Alain Turcotte
Le Nouvelliste
Alain Turcotte

Toujours là pour vous

La COVID-19 nous frappe de plein fouet. Les fermetures se multiplient, les demandes d’assurance-emploi aussi. Le Nouvelliste n’a pas échappé cette semaine à la tempête en étant obligé d’interrompre temporairement la livraison de ses éditions papier du lundi au vendredi. Une première en 100 ans.

Le papier n’est pas mort pour autant. Vous avez entre les mains une édition du samedi différente. La raison est simple: nous avons choisi de donner une nouvelle signature à cette édition du week-end. Nous sommes persuadés que cette lecture livrée le samedi va durer toute la semaine!
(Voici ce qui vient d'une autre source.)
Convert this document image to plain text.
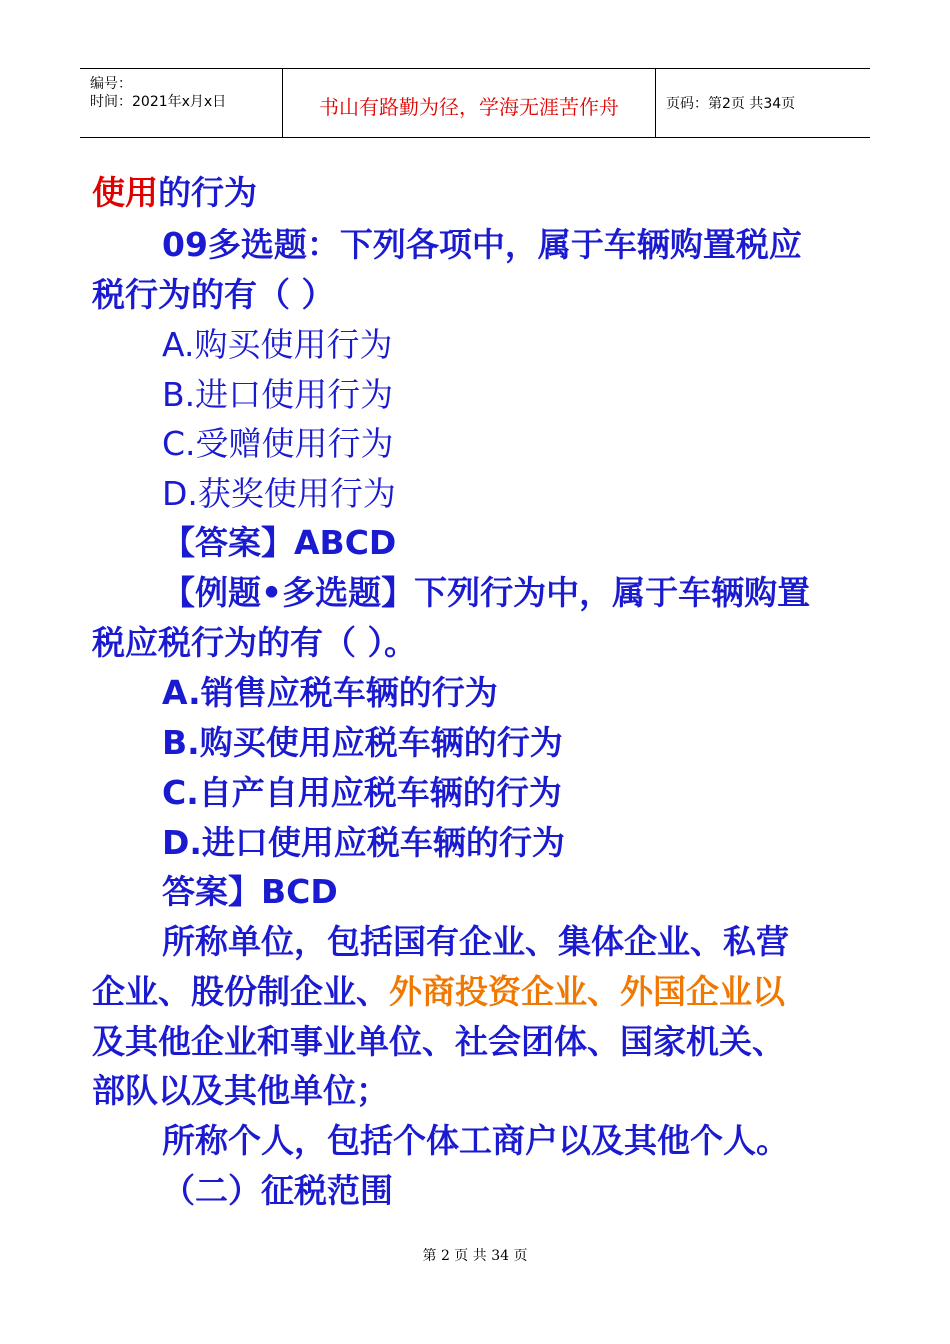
编号：
时间：2021年x月x日	书山有路勤为径，学海无涯苦作舟	页码：第2页 共34页
使用的行为
09多选题：下列各项中，属于车辆购置税应
税行为的有（ ）
A.购买使用行为
B.进口使用行为
C.受赠使用行为
D.获奖使用行为
【答案】ABCD
【例题•多选题】下列行为中，属于车辆购置
税应税行为的有（ ）。
A.销售应税车辆的行为
B.购买使用应税车辆的行为
C.自产自用应税车辆的行为
D.进口使用应税车辆的行为
答案】BCD
所称单位，包括国有企业、集体企业、私营
企业、股份制企业、外商投资企业、外国企业以
及其他企业和事业单位、社会团体、国家机关、
部队以及其他单位；
所称个人，包括个体工商户以及其他个人。
（二）征税范围
第 2 页 共 34 页
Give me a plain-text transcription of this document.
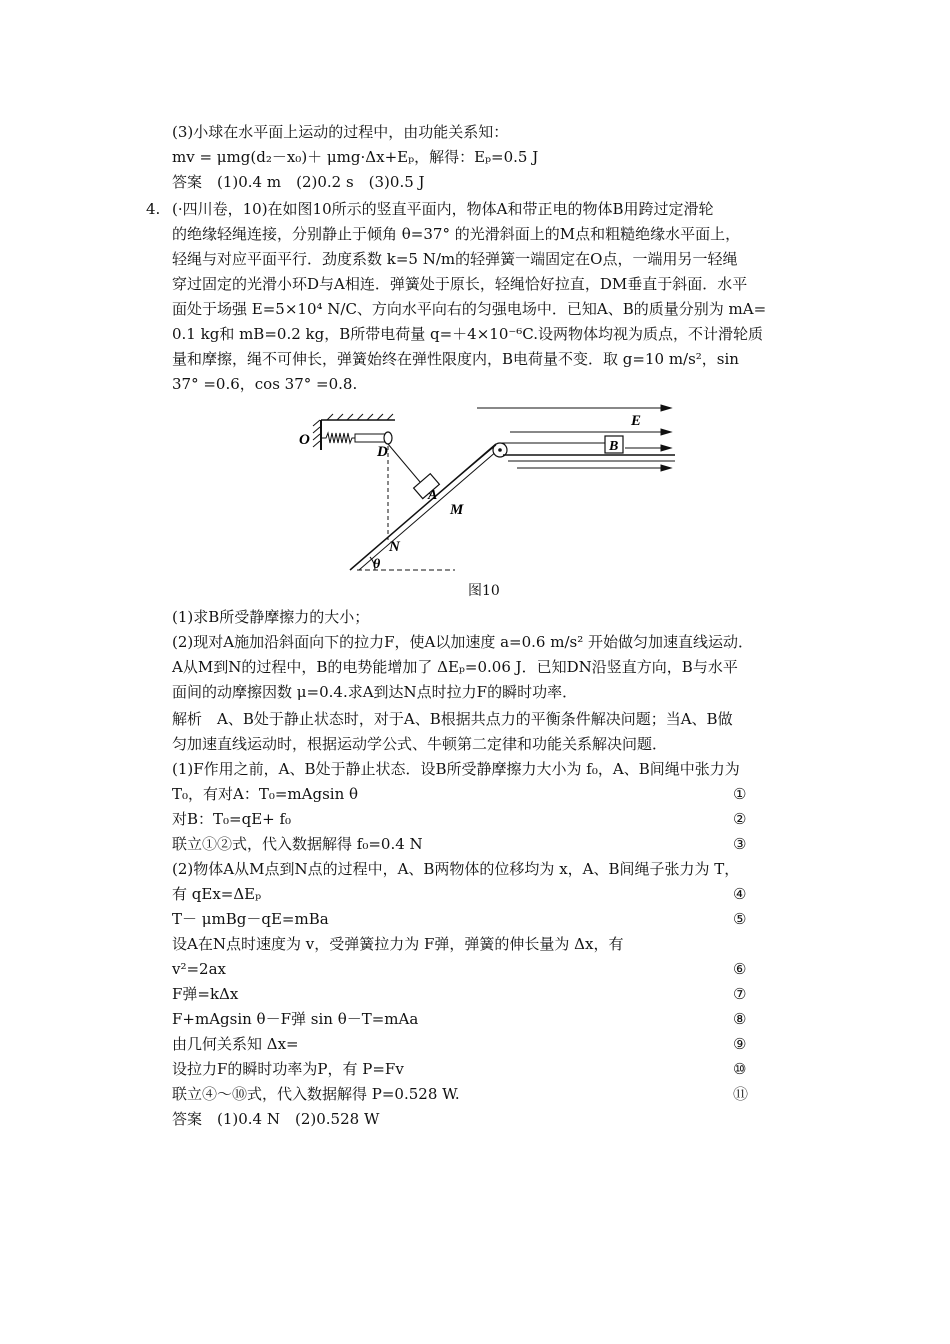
(3)小球在水平面上运动的过程中，由功能关系知：
mv = μmg(d₂－x₀)＋ μmg·Δx+Eₚ，解得：Eₚ=0.5 J
答案　(1)0.4 m　(2)0.2 s　(3)0.5 J
4. (·四川卷，10)在如图10所示的竖直平面内，物体A和带正电的物体B用跨过定滑轮
的绝缘轻绳连接，分别静止于倾角 θ=37° 的光滑斜面上的M点和粗糙绝缘水平面上，
轻绳与对应平面平行．劲度系数 k=5 N/m的轻弹簧一端固定在O点，一端用另一轻绳
穿过固定的光滑小环D与A相连．弹簧处于原长，轻绳恰好拉直，DM垂直于斜面．水平
面处于场强 E=5×10⁴ N/C、方向水平向右的匀强电场中．已知A、B的质量分别为 mA=
0.1 kg和 mB=0.2 kg，B所带电荷量 q=＋4×10⁻⁶C.设两物体均视为质点，不计滑轮质
量和摩擦，绳不可伸长，弹簧始终在弹性限度内，B电荷量不变．取 g=10 m/s²，sin
37° =0.6，cos 37° =0.8.
O
D
A
B
E
M
N
θ
图10
(1)求B所受静摩擦力的大小；
(2)现对A施加沿斜面向下的拉力F，使A以加速度 a=0.6 m/s² 开始做匀加速直线运动．
A从M到N的过程中，B的电势能增加了 ΔEₚ=0.06 J．已知DN沿竖直方向，B与水平
面间的动摩擦因数 μ=0.4.求A到达N点时拉力F的瞬时功率．
解析　A、B处于静止状态时，对于A、B根据共点力的平衡条件解决问题；当A、B做
匀加速直线运动时，根据运动学公式、牛顿第二定律和功能关系解决问题．
(1)F作用之前，A、B处于静止状态．设B所受静摩擦力大小为 f₀，A、B间绳中张力为
T₀，有对A：T₀=mAgsin θ	①
对B：T₀=qE+ f₀	②
联立①②式，代入数据解得 f₀=0.4 N	③
(2)物体A从M点到N点的过程中，A、B两物体的位移均为 x，A、B间绳子张力为 T，
有 qEx=ΔEₚ	④
T－ μmBg－qE=mBa	⑤
设A在N点时速度为 v，受弹簧拉力为 F弹，弹簧的伸长量为 Δx，有
v²=2ax	⑥
F弹=kΔx	⑦
F+mAgsin θ－F弹 sin θ－T=mAa	⑧
由几何关系知 Δx=	⑨
设拉力F的瞬时功率为P，有 P=Fv	⑩
联立④～⑩式，代入数据解得 P=0.528 W.	⑪
答案　(1)0.4 N　(2)0.528 W
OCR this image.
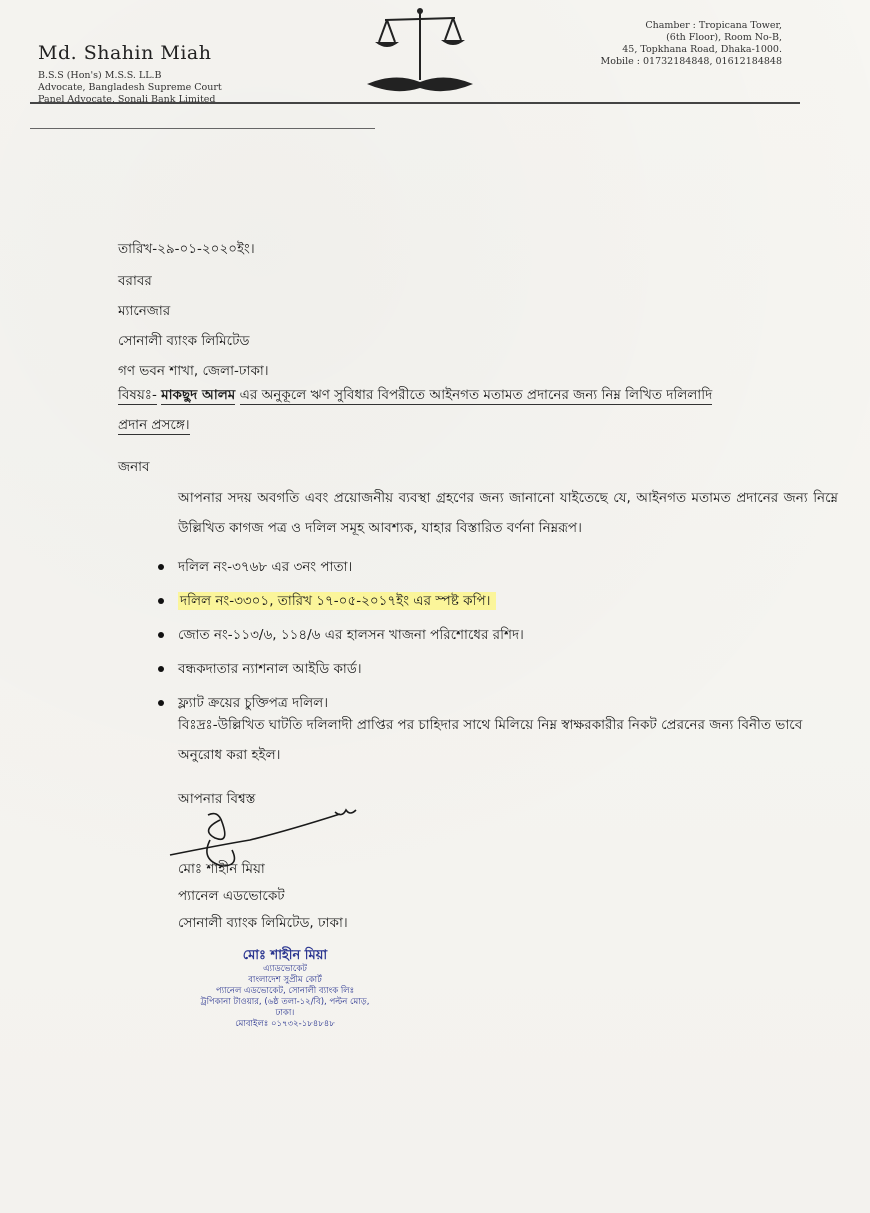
Md. Shahin Miah
B.S.S (Hon's) M.S.S. LL.B
Advocate, Bangladesh Supreme Court
Panel Advocate, Sonali Bank Limited
Chamber : Tropicana Tower,
(6th Floor), Room No-B,
45, Topkhana Road, Dhaka-1000.
Mobile : 01732184848, 01612184848
তারিখ-২৯-০১-২০২০ইং।
বরাবর
ম্যানেজার
সোনালী ব্যাংক লিমিটেড
গণ ভবন শাখা, জেলা-ঢাকা।
বিষয়ঃ- মাকছুদ আলম এর অনুকূলে ঋণ সুবিধার বিপরীতে আইনগত মতামত প্রদানের জন্য নিম্ন লিখিত দলিলাদি
প্রদান প্রসঙ্গে।
জনাব
আপনার সদয় অবগতি এবং প্রয়োজনীয় ব্যবস্থা গ্রহণের জন্য জানানো যাইতেছে যে, আইনগত মতামত প্রদানের জন্য নিম্নে উল্লিখিত কাগজ পত্র ও দলিল সমূহ আবশ্যক, যাহার বিস্তারিত বর্ণনা নিম্নরূপ।
দলিল নং-৩৭৬৮ এর ৩নং পাতা।
দলিল নং-৩৩০১, তারিখ ১৭-০৫-২০১৭ইং এর স্পষ্ট কপি।
জোত নং-১১৩/৬, ১১৪/৬ এর হালসন খাজনা পরিশোধের রশিদ।
বন্ধকদাতার ন্যাশনাল আইডি কার্ড।
ফ্ল্যাট ক্রয়ের চুক্তিপত্র দলিল।
বিঃদ্রঃ-উল্লিখিত ঘাটতি দলিলাদী প্রাপ্তির পর চাহিদার সাথে মিলিয়ে নিম্ন স্বাক্ষরকারীর নিকট প্রেরনের জন্য বিনীত ভাবে অনুরোধ করা হইল।
আপনার বিশ্বস্ত
মোঃ শাহীন মিয়া
প্যানেল এডভোকেট
সোনালী ব্যাংক লিমিটেড, ঢাকা।
মোঃ শাহীন মিয়া
এ্যাডভোকেট
বাংলাদেশ সুপ্রীম কোর্ট
প্যানেল এডভোকেট, সোনালী ব্যাংক লিঃ
ট্রপিকানা টাওয়ার, (৬ষ্ঠ তলা-১২/বি), পল্টন মোড়, ঢাকা।
মোবাইলঃ ০১৭৩২-১৮৪৮৪৮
Elle contient des contenus de fond, des chroniques, des reportages variés, et notre MAG, dont une section pour les enfants. Sans compter nos nombreuses pages de jeux, car nous savons que vous avez plus de temps en ces temps de confinement. Une édition plus proche du magazine que du journal quotidien.

Ce virage ne faisait pas partie de notre plan de match à court terme, mais il s’est vite imposé avec la crise de la COVID-19 et la chute draconienne des revenus publicitaires qu’elle a provoquée. En organisation agile, nous avons réagi rapidement, comme le commandaient les événements. Nous ne sommes pas les seuls, ce sont les médias du monde entier qui sont fortement ébranlés.

Nous connaissons l’impact de la suspension des éditions imprimées sur nos abonnés, et nous en sommes désolés. Mais nous avons dû procéder dans l’urgence pour protéger notre organisation. Nous nous engageons à revenir vers vous, chers abonnés, le plus rapidement possible. Nous vous remercions de démontrer autant de compréhension et de patience.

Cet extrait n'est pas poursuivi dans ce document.